Masks are somewhat uncomfortable, but when we use them we save lives. Social distancing is mildly inconvenient, but when we practice it we save lives. Washing our hands more frequently is time-consuming, but we save lives when we do it. Getting vaccinated has its risks. Sometimes it can have unpleasant side effects. But those side effects will pass, and when we are vaccinated we save lives.

Laura Ingraham wants to make this all political. She wants people to revolt against common sense practices so she can stir up controversy and make even more millions of dollars while she lives COVID free in her little bubble of private jets and chauffeured limos. She wants mild inconveniences that save lives to seem like monstrous violations of our rights. In short, Laura Ingraham is an asshole, and she doesn’t give a shit if you live or die.

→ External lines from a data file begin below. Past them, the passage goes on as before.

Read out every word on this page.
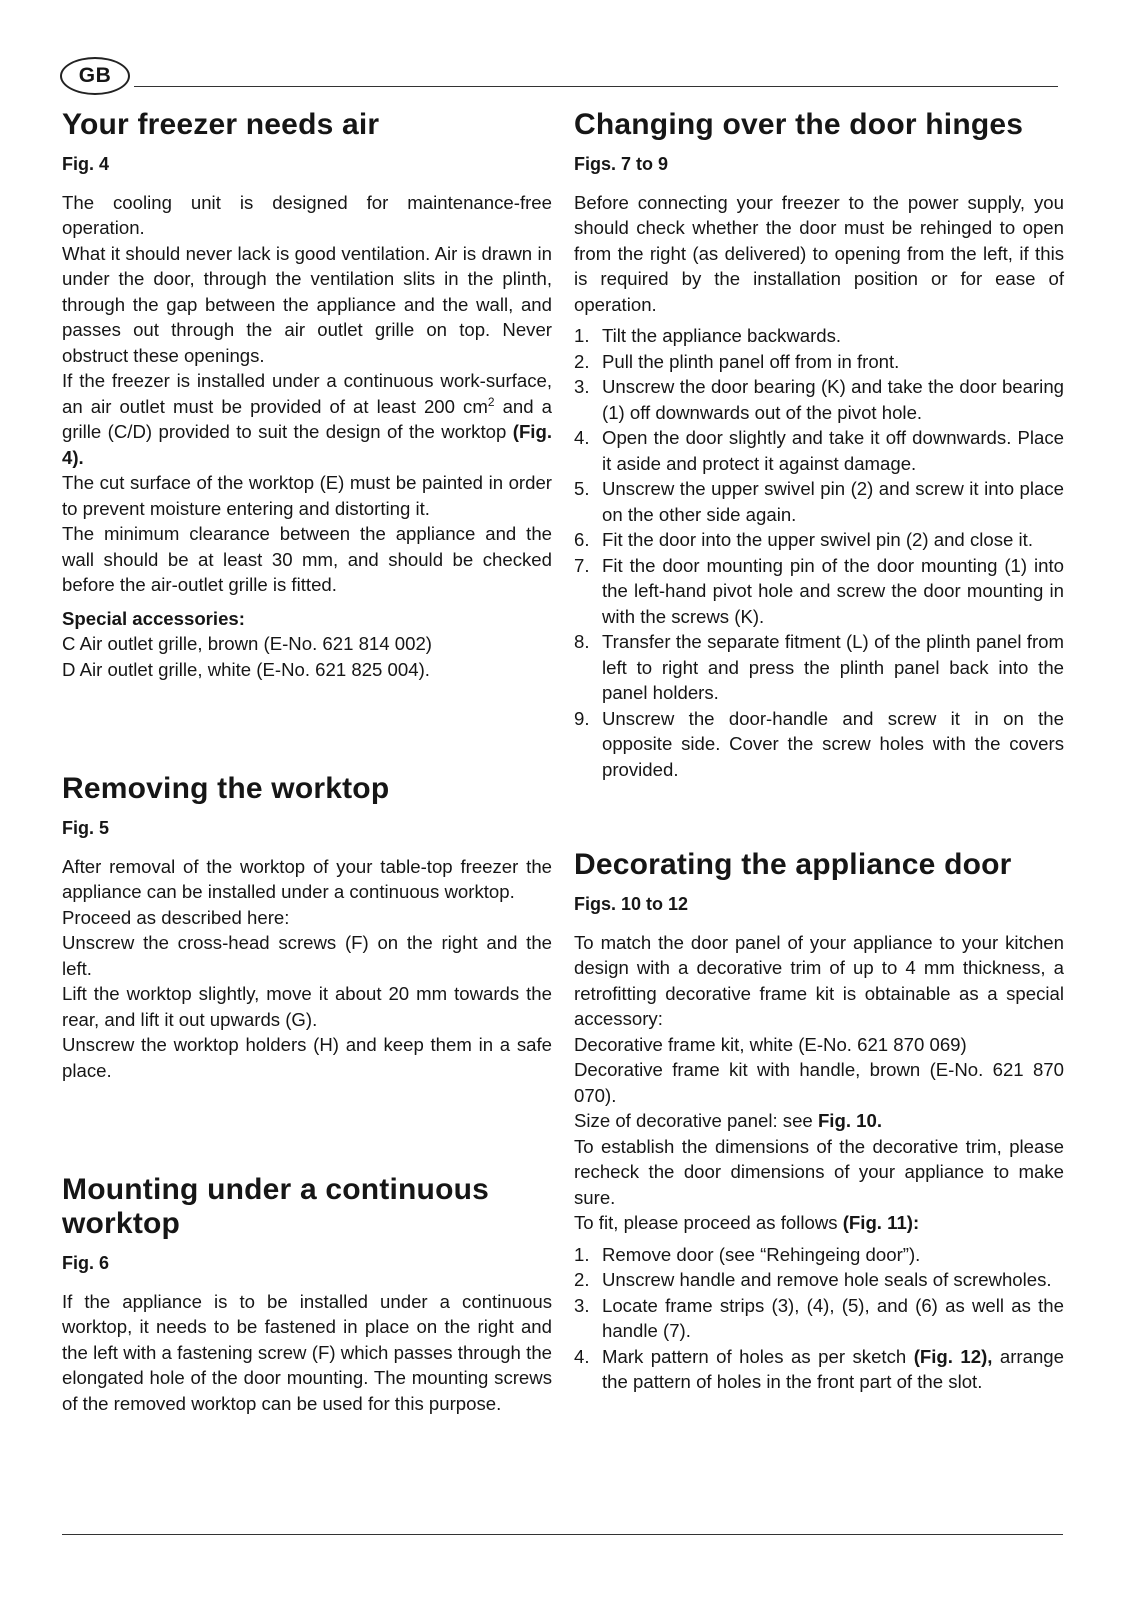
GB
Your freezer needs air
Fig. 4

The cooling unit is designed for maintenance-free operation.

What it should never lack is good ventilation. Air is drawn in under the door, through the ventilation slits in the plinth, through the gap between the appliance and the wall, and passes out through the air outlet grille on top. Never obstruct these openings.

If the freezer is installed under a continuous work-surface, an air outlet must be provided of at least 200 $cm^2$ and a grille (C/D) provided to suit the design of the worktop (Fig. 4).

The cut surface of the worktop (E) must be painted in order to prevent moisture entering and distorting it.

The minimum clearance between the appliance and the wall should be at least 30 mm, and should be checked before the air-outlet grille is fitted.

Special accessories:

C Air outlet grille, brown (E-No. 621 814 002)

D Air outlet grille, white (E-No. 621 825 004).

Removing the worktop
Fig. 5

After removal of the worktop of your table-top freezer the appliance can be installed under a continuous worktop.

Proceed as described here:

Unscrew the cross-head screws (F) on the right and the left.

Lift the worktop slightly, move it about 20 mm towards the rear, and lift it out upwards (G).

Unscrew the worktop holders (H) and keep them in a safe place.

Mounting under a continuous worktop
Fig. 6

If the appliance is to be installed under a continuous worktop, it needs to be fastened in place on the right and the left with a fastening screw (F) which passes through the elongated hole of the door mounting. The mounting screws of the removed worktop can be used for this purpose.

Changing over the door hinges
Figs. 7 to 9

Before connecting your freezer to the power supply, you should check whether the door must be rehinged to open from the right (as delivered) to opening from the left, if this is required by the installation position or for ease of operation.

1. Tilt the appliance backwards.
2. Pull the plinth panel off from in front.
3. Unscrew the door bearing (K) and take the door bearing (1) off downwards out of the pivot hole.
4. Open the door slightly and take it off downwards. Place it aside and protect it against damage.
5. Unscrew the upper swivel pin (2) and screw it into place on the other side again.
6. Fit the door into the upper swivel pin (2) and close it.
7. Fit the door mounting pin of the door mounting (1) into the left-hand pivot hole and screw the door mounting in with the screws (K).
8. Transfer the separate fitment (L) of the plinth panel from left to right and press the plinth panel back into the panel holders.
9. Unscrew the door-handle and screw it in on the opposite side. Cover the screw holes with the covers provided.
Decorating the appliance door
Figs. 10 to 12

To match the door panel of your appliance to your kitchen design with a decorative trim of up to 4 mm thickness, a retrofitting decorative frame kit is obtainable as a special accessory:

Decorative frame kit, white (E-No. 621 870 069)

Decorative frame kit with handle, brown (E-No. 621 870 070).

Size of decorative panel: see Fig. 10.

To establish the dimensions of the decorative trim, please recheck the door dimensions of your appliance to make sure.

To fit, please proceed as follows (Fig. 11):

1. Remove door (see “Rehingeing door”).
2. Unscrew handle and remove hole seals of screwholes.
3. Locate frame strips (3), (4), (5), and (6) as well as the handle (7).
4. Mark pattern of holes as per sketch (Fig. 12), arrange the pattern of holes in the front part of the slot.
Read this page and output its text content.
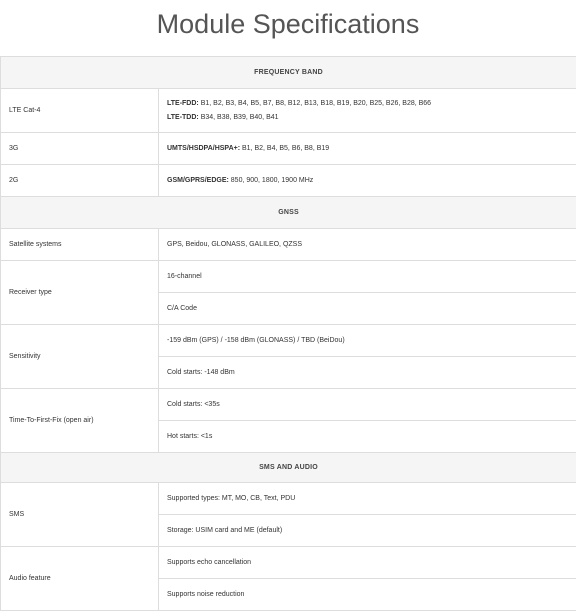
Module Specifications
FREQUENCY BAND	
LTE Cat-4	LTE-FDD: B1, B2, B3, B4, B5, B7, B8, B12, B13, B18, B19, B20, B25, B26, B28, B66
LTE-TDD: B34, B38, B39, B40, B41

3G	UMTS/HSDPA/HSPA+: B1, B2, B4, B5, B6, B8, B19
2G	GSM/GPRS/EDGE: 850, 900, 1800, 1900 MHz
GNSS	
Satellite systems	GPS, Beidou, GLONASS, GALILEO, QZSS
Receiver type	16-channel
	C/A Code
Sensitivity	-159 dBm (GPS) / -158 dBm (GLONASS) / TBD (BeiDou)
	Cold starts: -148 dBm
Time-To-First-Fix (open air)	Cold starts: <35s
	Hot starts: <1s
SMS AND AUDIO	
SMS	Supported types: MT, MO, CB, Text, PDU
	Storage: USIM card and ME (default)
Audio feature	Supports echo cancellation
	Supports noise reduction
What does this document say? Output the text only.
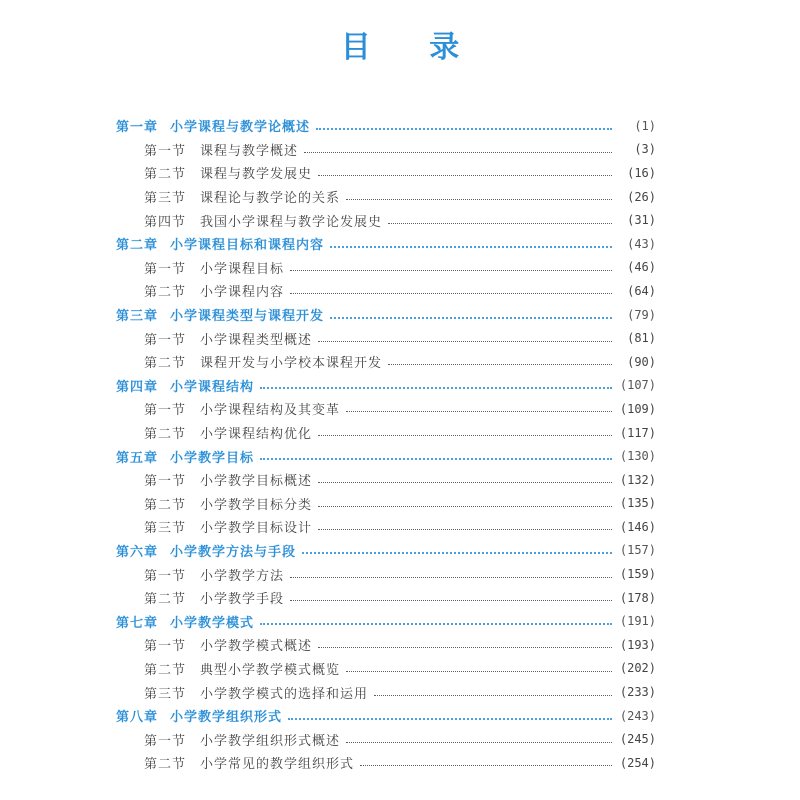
目 录
第一章 小学课程与教学论概述	(1)
第一节	课程与教学概述	(3)
第二节	课程与教学发展史	(16)
第三节	课程论与教学论的关系	(26)
第四节	我国小学课程与教学论发展史	(31)
第二章 小学课程目标和课程内容	(43)
第一节	小学课程目标	(46)
第二节	小学课程内容	(64)
第三章 小学课程类型与课程开发	(79)
第一节	小学课程类型概述	(81)
第二节	课程开发与小学校本课程开发	(90)
第四章 小学课程结构	(107)
第一节	小学课程结构及其变革	(109)
第二节	小学课程结构优化	(117)
第五章 小学教学目标	(130)
第一节	小学教学目标概述	(132)
第二节	小学教学目标分类	(135)
第三节	小学教学目标设计	(146)
第六章 小学教学方法与手段	(157)
第一节	小学教学方法	(159)
第二节	小学教学手段	(178)
第七章 小学教学模式	(191)
第一节	小学教学模式概述	(193)
第二节	典型小学教学模式概览	(202)
第三节	小学教学模式的选择和运用	(233)
第八章 小学教学组织形式	(243)
第一节	小学教学组织形式概述	(245)
第二节	小学常见的教学组织形式	(254)
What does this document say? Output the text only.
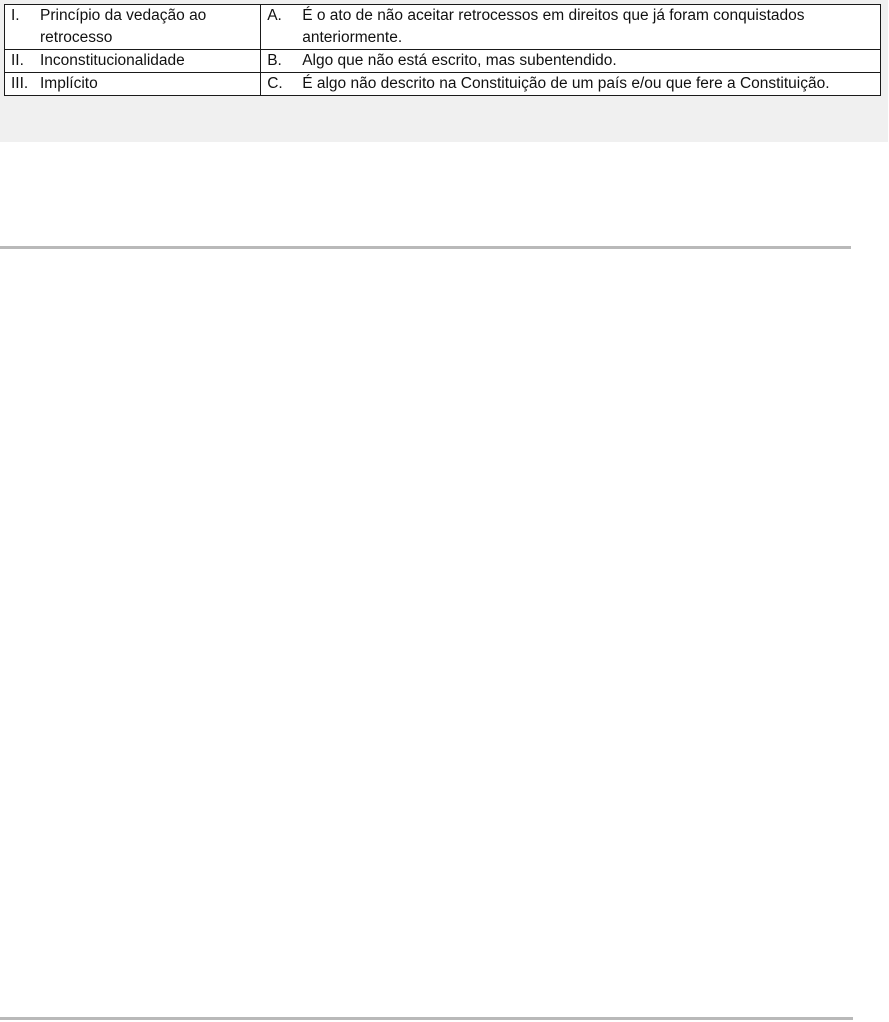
I. Princípio da vedação ao retrocesso	A. É o ato de não aceitar retrocessos em direitos que já foram conquistados anteriormente.

II. Inconstitucionalidade	B. Algo que não está escrito, mas subentendido.

III. Implícito	C. É algo não descrito na Constituição de um país e/ou que fere a Constituição.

In the book “Contact” by Carl Sagan, Earth makes contact with an alien civilization that learned about us from a TV broadcast of Hitler at the 1936 Summer Olympics. When the book’s protagonist Ellie Arroway asks the alien why they wanted to have anything to do with us after seeing the Nazi spectacle, the alien replied it was because of the Beethoven they played at the games. The fictional alien species saw our species at its worst with the Nazis and at our best with Beethoven, and decided we were a species worth saving after all. I think they were right. And, as ever, ladies and gentlemen, brothers and sisters, comrades and friends, stay safe.